談到父親,七十多年的歲月,也是和我一樣顛沛流離,憂患叢生,痛苦過于幸福。每次和我們談到他少年事,總是殘淚沾襟不忍重提。這是我的罪戾呵!不能用自己柔軟的雙手,替父親撫摸去這苦痛的瘢痕。
我自然是萍蹤浪跡,不易歸來;但有時交通阻礙也從中做梗。這次回來后,父親很想乘我在面前,預囑他死后的諸事,不過每次都是淚眼模糊,斷續不能盡其辭。有一次提到他墓穴的建修,愿意讓我陪他去看看工程,我低頭咽著淚答應了。

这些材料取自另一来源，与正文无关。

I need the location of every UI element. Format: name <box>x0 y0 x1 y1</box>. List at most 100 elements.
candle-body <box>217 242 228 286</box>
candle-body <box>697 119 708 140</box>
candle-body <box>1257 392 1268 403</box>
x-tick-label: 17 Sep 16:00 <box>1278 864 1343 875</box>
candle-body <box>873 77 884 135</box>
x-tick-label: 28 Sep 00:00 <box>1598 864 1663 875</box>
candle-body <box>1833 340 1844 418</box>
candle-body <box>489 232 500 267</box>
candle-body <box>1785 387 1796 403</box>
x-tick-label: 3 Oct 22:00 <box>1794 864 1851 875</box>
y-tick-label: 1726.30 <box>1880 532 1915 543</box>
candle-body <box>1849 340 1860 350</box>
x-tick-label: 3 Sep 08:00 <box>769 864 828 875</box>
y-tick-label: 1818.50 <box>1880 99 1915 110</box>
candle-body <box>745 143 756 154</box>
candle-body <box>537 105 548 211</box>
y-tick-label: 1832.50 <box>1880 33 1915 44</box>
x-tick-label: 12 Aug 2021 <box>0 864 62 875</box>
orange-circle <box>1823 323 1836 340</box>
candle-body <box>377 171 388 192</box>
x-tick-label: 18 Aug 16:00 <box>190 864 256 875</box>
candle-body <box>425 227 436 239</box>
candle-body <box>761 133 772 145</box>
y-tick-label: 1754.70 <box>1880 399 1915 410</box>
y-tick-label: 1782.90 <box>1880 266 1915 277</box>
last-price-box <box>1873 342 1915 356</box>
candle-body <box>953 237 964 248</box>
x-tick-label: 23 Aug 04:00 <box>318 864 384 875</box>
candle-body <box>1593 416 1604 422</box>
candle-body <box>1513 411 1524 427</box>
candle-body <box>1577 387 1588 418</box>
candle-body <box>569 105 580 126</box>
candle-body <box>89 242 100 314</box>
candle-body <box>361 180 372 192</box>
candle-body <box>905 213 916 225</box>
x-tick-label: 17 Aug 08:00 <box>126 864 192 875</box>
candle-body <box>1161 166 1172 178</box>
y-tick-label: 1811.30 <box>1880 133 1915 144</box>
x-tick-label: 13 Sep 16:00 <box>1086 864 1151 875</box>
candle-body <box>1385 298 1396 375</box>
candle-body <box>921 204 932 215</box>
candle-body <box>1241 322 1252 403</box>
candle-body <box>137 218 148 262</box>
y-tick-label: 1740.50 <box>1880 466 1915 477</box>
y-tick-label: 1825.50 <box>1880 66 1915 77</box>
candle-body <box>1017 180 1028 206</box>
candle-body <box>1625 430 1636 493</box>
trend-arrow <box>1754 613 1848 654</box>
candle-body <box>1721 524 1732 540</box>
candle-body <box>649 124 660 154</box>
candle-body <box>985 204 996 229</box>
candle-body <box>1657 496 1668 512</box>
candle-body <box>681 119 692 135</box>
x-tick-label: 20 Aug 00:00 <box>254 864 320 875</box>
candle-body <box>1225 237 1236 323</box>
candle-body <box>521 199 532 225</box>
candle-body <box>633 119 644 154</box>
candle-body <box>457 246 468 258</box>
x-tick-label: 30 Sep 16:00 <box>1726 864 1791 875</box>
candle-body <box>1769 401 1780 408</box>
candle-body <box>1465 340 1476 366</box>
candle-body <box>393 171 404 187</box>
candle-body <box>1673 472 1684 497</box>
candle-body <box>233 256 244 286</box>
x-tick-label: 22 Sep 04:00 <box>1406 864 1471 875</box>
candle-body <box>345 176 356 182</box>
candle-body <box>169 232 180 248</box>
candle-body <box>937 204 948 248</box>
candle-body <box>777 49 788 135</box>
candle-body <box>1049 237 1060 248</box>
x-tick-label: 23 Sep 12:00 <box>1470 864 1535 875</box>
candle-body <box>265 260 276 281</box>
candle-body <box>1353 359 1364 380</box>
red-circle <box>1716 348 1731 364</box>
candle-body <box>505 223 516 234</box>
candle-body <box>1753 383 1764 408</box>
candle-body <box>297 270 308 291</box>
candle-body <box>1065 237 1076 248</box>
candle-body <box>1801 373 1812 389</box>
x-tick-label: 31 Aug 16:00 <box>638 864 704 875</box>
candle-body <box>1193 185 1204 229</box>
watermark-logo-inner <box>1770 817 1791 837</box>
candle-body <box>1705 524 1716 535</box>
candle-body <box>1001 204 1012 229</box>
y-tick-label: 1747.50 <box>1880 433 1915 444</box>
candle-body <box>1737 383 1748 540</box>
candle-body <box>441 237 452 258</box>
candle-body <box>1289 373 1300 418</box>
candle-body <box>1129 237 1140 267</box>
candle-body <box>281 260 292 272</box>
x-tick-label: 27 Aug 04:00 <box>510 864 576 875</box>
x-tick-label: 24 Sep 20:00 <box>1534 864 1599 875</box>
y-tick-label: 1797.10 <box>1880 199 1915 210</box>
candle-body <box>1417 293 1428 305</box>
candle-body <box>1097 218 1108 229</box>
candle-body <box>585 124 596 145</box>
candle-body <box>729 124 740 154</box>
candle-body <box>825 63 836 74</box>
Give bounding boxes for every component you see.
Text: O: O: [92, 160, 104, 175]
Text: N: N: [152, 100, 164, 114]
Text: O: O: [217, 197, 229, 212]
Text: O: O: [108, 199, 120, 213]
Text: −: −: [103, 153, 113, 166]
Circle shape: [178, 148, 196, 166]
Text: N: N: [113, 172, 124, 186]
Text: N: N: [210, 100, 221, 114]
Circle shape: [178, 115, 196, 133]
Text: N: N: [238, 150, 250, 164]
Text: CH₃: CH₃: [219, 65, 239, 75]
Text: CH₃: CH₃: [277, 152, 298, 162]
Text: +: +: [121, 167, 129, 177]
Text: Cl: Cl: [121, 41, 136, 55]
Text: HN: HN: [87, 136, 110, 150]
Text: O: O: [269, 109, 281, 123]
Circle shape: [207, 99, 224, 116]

那天夜里,母親派人將父親的轎子預備好,我和曾任監工的族叔蔚文同著去,打算騎了姑母家的驢子。
翌晨十點鐘出發:母親和芬嫂都囑咐我好好招呼著父親,怕他見了自己的墳穴難過;我也不知該怎樣安慰防備著,只覺心中感到萬分慘痛。一路很艱險,經過都是些崎嶇山徑;同樣是青青山色,潺潺流水,但每人心中都抑壓著一種凄愴,雖然是旭日如烘,萬象鮮明,而我只覺前途是籠罩一層神秘恐怖黑幕,這黑幕便是旅途的終點,父親是一步一步走近這偉大無涯的黑幕了。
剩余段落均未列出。